New Member Interview | Gregory Darling, Managing Director, AST
28 October 2016
On behalf of MSUA I am pleased to welcome AST as the newest corporate member of the association. The following exchange with Gregory Darling, managing director of AST, provides insights into AST’s mobility business and their perspective on mobility market development. This interview kicks off our new member interview series and I’m sure members of the MSUA community will benefit from gathering further insights about AST.
Catherine: Applied Satellite Technology (AST) is a well-known company to the MSS community but less so to FSS players. Please give a brief description and history of your business.
Gregory: AST traces its roots back to the early days of mobile satellite communications and we’re delighted to be celebrating our 25th anniversary next year. Like most entrepreneurial businesses, AST was born out of frustration with (the then) existing services and a desire to make it simpler for everyday users to communicate when in remote places. We started in equipment and airtime distribution then added servicing, support and latterly solutions and a whole host of value-added services. We also sell FSS services alongside our MSS offerings too, both directly to end users and indirectly through channel. AST is proud to deliver MSS services from all the major network operators.

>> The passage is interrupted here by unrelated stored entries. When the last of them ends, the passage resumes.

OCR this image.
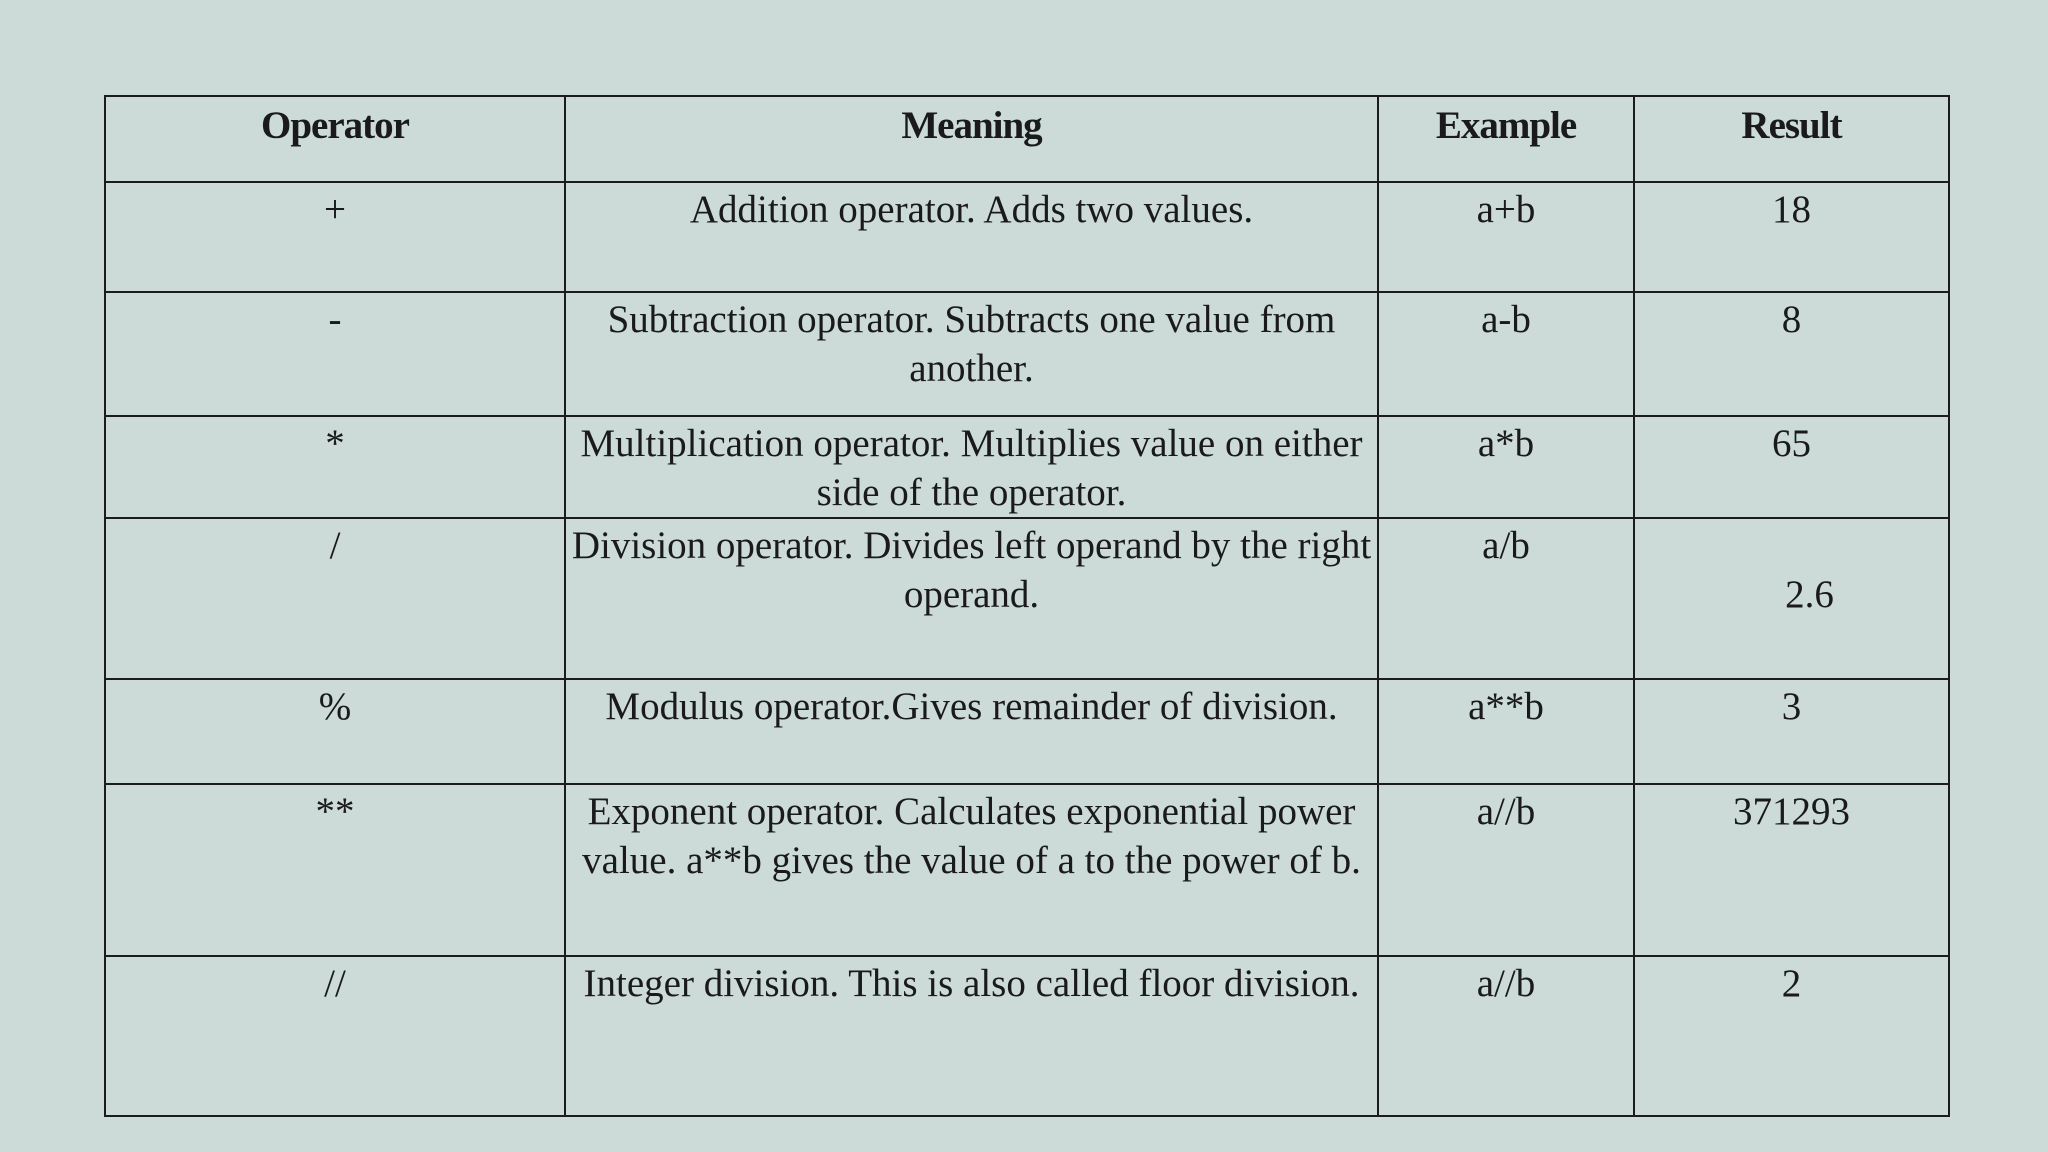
Operator	Meaning	Example	Result
+	Addition operator. Adds two values.	a+b	18
-	Subtraction operator. Subtracts one value from another.	a-b	8
*	Multiplication operator. Multiplies value on either side of the operator.	a*b	65
/	Division operator. Divides left operand by the right operand.	a/b	2.6
%	Modulus operator.Gives remainder of division.	a**b	3
**	Exponent operator. Calculates exponential power value. a**b gives the value of a to the power of b.	a//b	371293
//	Integer division. This is also called floor division.	a//b	2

In recent years, we’ve made considerable investment in Integra, our ground network, to provide the end-to-end quality of service expected of a trusted, tier one global provider. In building this more recently, we’ve been able to take advantage of today’s advanced technology to effectively bypass our industry peers. And next year we’ll continue this evolution with the addition of new value-added solutions unmatched in the market today, derived from our considerable experience in the application of satellite technology – the very core of our company name.
Catherine: What’s your perspective on the convergence of MSS and FSS?
Gregory: Customers who use satellite to communicate simply want reliable, secure connectivity wherever they happen to be, that’s high speed, easy to use and affordable. The blending of different technologies – for example Ka and Ku; Ka and C; Ka/Ku and L – to provide a single customer service is becoming more prevalent, but this is not something that’s unique to the satellite world. The cellular industry, faced with the onslaught of ever-rising data traffic, is forced to make more efficient use of spectrum that operates across multiple bands using multiple technologies in a heterogeneous network or “HetNet” deployment and uses the best available access technology to deliver the service. The user shouldn’t need to care how it’s provided – the user experience should be seamless. So we see the developments in the satellite industry effectively mirroring this trend.
Catherine: Which market segments is AST’s business rooted in and where do you see incremental growth?
Gregory: The maritime sector remains a core market for us today and we’re also active in the Government, NGO, oil and gas, utilities and media sectors. At AST, we see value-added solutions (ours included) as the way to penetrate these traditional sectors more deeply and this is the opportunity we’re now targeting.
Catherine: What do you think will drive future growth in your target markets — expanded connectivity, new applications, pricing, etc.?
Gregory: It’s all about data. The addiction to constant connectivity has been created in the terrestrial market. We expect access to high-speed broadband wherever we go. This is spilling over into satellite, but controlling the connectivity pipe and helping customers make more efficient use of their satellite bandwidth is now even more crucial.
The next frontier is IoT. As form factors get smaller, this plays well to the MSS market particularly where bandwidth requirements are low and traffic less bursty. This is an important area of growth for AST and we’ve create our own IRIS solution to target this market.
Similarly, smaller VSAT antennas are expanding the maritime use cases. We’re putting 60cm antennas on vessels that would not have had VSATs in the past.
Catherine: What do you think you could learn from the FSS business and what could FSS players learn from the MSS business?
Gregory: We prefer to look to the terrestrial market as a future indicator of what’s likely to be needed in satellite communications, but necessarily adapted for the unique challenges of our satellite environment in terms of global coverage, network resilience in extreme circumstances, usability and cost of delivery.
The adoption of new cellular services is more advanced because network technology and product life cycles are much faster. Looking back over the last decade, the obvious lesson is that when the whole ecosystem comes together (some call it the perfect storm) – network ubiquity and performance, devices, applications, usability and affordability – then demand explodes, both at the individual level and in the enterprise to leverage data in new ways.
We believe that the ecosystem is coming together in the satellite market too – AST is bringing key elements to it which are essential to fuel similar growth in our markets. This has been, and will continue to drive our innovation investment strategy.
Catherine: Thank you Gregory and I appreciate learning more about AST and fully agree with you about the relevance of the telecom market to mobility market development. Telecom is a priority target for Adjacent Market News – a component of MSUA’s weekly Mobility News distribution – and one MSUA intends on prioritizing for 2017. Thank you and we look forward to collaborating with you at upcoming events such as the SATELLITE2017 Mobility Forum and Annual Mobility Innovation Awards Program.